Dès lors, le principe d’éducabilité s’oppose à la normalisation ; Cardou et Develey (2001) estiment que ce qui la caractérise est le mode de suppression graduelle de la différence et d’uniformisation du divers. Il y a le normal et l’anormal ; on oublie ainsi que tout individu, élève à besoins particuliers compris, est doué d’une plasticité qui lui permet d’évoluer, comme présenté ci-dessus. D’autre part, « être dans la norme » découle systématiquement d’une évaluation extérieure ; comme le rappellent Cardou et Develey (2001), un enfant sauvage n’est pas a-normal, puisqu’il n’y a justement pas de norme en dehors de la société. Le système scolaire se définit encore la plupart du temps par le normatif, continuant à trier les élèves au moyen des objectifs fondamentaux à atteindre pour tout le monde durant un même cycle, à créer des groupes de compétences et à maintenir des classes spécialisées.
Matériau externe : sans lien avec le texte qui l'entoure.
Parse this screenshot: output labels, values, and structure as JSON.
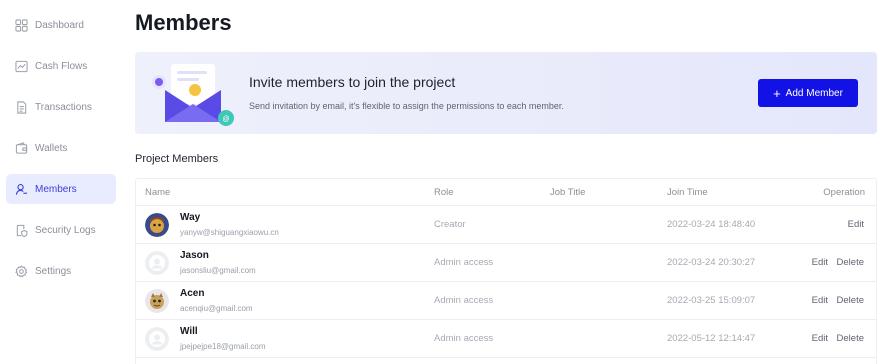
{
  "sidebar": {
    "items": [
      {
        "label": "Dashboard",
        "icon": "grid-icon"
      },
      {
        "label": "Cash Flows",
        "icon": "chart-icon"
      },
      {
        "label": "Transactions",
        "icon": "document-icon"
      },
      {
        "label": "Wallets",
        "icon": "wallet-icon"
      },
      {
        "label": "Members",
        "icon": "user-icon",
        "active": true
      },
      {
        "label": "Security Logs",
        "icon": "shield-log-icon"
      },
      {
        "label": "Settings",
        "icon": "gear-icon"
      }
    ]
  },
  "page": {
    "title": "Members"
  },
  "banner": {
    "title": "Invite members to join the project",
    "subtitle": "Send invitation by email, it's flexible to assign the permissions to each member.",
    "button": "Add Member"
  },
  "section": {
    "title": "Project Members"
  },
  "table": {
    "headers": [
      "Name",
      "Role",
      "Job Title",
      "Join Time",
      "Operation"
    ],
    "rows": [
      {
        "name": "Way",
        "email": "yanyw@shiguangxiaowu.cn",
        "role": "Creator",
        "job": "",
        "join": "2022-03-24 18:48:40",
        "ops": [
          "Edit"
        ]
      },
      {
        "name": "Jason",
        "email": "jasonsliu@gmail.com",
        "role": "Admin access",
        "job": "",
        "join": "2022-03-24 20:30:27",
        "ops": [
          "Edit",
          "Delete"
        ]
      },
      {
        "name": "Acen",
        "email": "acenqiu@gmail.com",
        "role": "Admin access",
        "job": "",
        "join": "2022-03-25 15:09:07",
        "ops": [
          "Edit",
          "Delete"
        ]
      },
      {
        "name": "Will",
        "email": "jpejpejpe18@gmail.com",
        "role": "Admin access",
        "job": "",
        "join": "2022-05-12 12:14:47",
        "ops": [
          "Edit",
          "Delete"
        ]
      }
    ]
  },
  "colors": {
    "accent": "#1212e6",
    "active_bg": "#e9ebff",
    "active_text": "#3b3fd8"
  }
}
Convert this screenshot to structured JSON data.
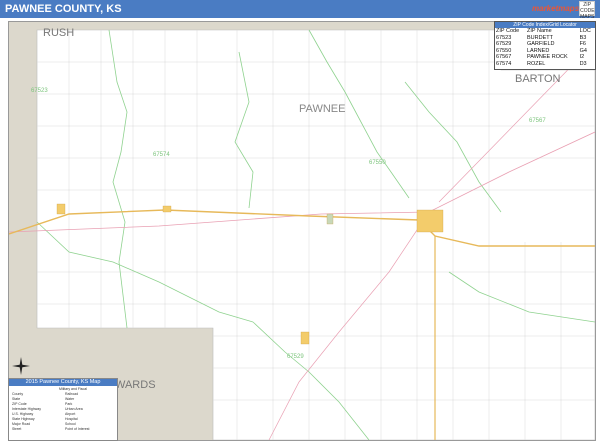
{
  "title": "PAWNEE COUNTY, KS",
  "logo": {
    "text": "marketmaps",
    "badge": "ZIP CODE MAPS"
  },
  "county_labels": {
    "rush": "RUSH",
    "barton": "BARTON",
    "pawnee": "PAWNEE",
    "edwards": "WARDS"
  },
  "zip_labels": [
    "67523",
    "67574",
    "67550",
    "67567",
    "67529"
  ],
  "zip_table": {
    "header": "ZIP Code Index/Grid Locator",
    "columns": [
      "ZIP Code",
      "ZIP Name",
      "LOC"
    ],
    "rows": [
      [
        "67523",
        "BURDETT",
        "B3"
      ],
      [
        "67529",
        "GARFIELD",
        "F6"
      ],
      [
        "67550",
        "LARNED",
        "G4"
      ],
      [
        "67567",
        "PAWNEE ROCK",
        "I2"
      ],
      [
        "67574",
        "ROZEL",
        "D3"
      ]
    ]
  },
  "legend": {
    "title": "2015 Pawnee County, KS Map",
    "subtitle": "Military and Fiscal",
    "items": [
      "County",
      "State",
      "ZIP Code",
      "Interstate Highway",
      "U.S. Highway",
      "State Highway",
      "Major Road",
      "Street",
      "Railroad",
      "Water",
      "Park",
      "Urban Area",
      "Airport",
      "Hospital",
      "School",
      "Point of Interest"
    ]
  },
  "colors": {
    "title_bar": "#4a7cc3",
    "neighbor_county": "#dcd8cc",
    "zip_boundary": "#8fd28f",
    "highway": "#e7b95a",
    "railroad": "#e9a0b3",
    "grid_road": "#d9d9d9",
    "urban": "#f3cc6b"
  }
}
En outre, l’aide des « spécialistes » vient souvent renforcer le déterminisme institutionnel: Monceau (2001) relève que : les approches cliniques … auxquelles les professionnels de l’école sont progressivement sensibilisés ne « cassent » pas le tri scolaire (comme on le croit abusivement en se contentant d’opposer psychométrie et psychologie clinique) mais légitiment de nouvelles pratiques de tri et d’éducation (p.43).
Discussion Au vu du nombre de questionnaires rentrés, il faut relever encore une fois qu’il n’est pas possible de généraliser les déductions. Néanmoins, on peut parler de tendances à partir des éléments identifiés. Au niveau de l’intérêt pour l’intégration, les effets tendanciels d’un bilan confirment les propos de Curchod-Ruedi, Doudin, Ramel, Bonvin et Albanese (2012) attestant qu’une majorité des enseignants y demeurent favorables. D’autre part, ces auteurs rappellent que les enseignants désirant intégrer des élèves à besoins particuliers sont plus sujets à l’épuisement professionnel. En effet, la peur de ne pas savoir faire est corrélée par le risque de burn-out. Dans cette recherche-ci, on peut relever que les plus jeunes se sentent effectivement moins armées après un bilan, ce qui les rend probablement plus «frileuses» face à l’intégration. Elles font sans aucun doute un rapprochement, comme le soutien Lhuilier (2007) entre l’échec de leurs élèves et leur propre échec à les aider d’une manière efficace, d’autant plus si un «spécialiste» propose des modifications pédagogiques ou d’attitude qui peuvent être compliquées à intégrer. Car comme ce chercheur l’affirme : Toutes les situations de travail qui confrontent à une dilution de la distinction entre le fantasme et la réalité sont source d’angoisse. La réalité est appréhendée comme dangereuse, car ressemblant trop au fantasme, et ce, sur fond de dilution ou défaut des systèmes symboliques qui encadrent et guident les pratiques (p.92). D’autre part, quatre maîtresses entre 20 et 40 ans justifient la demande d’un bilan par un trouble du comportement. Curchod-Ruedi, Doudin, Ramel, Bonvin et Albanese (2012) mettent en évidence qu’un élève souffrant d’un tel trouble représente un risque de burn-out.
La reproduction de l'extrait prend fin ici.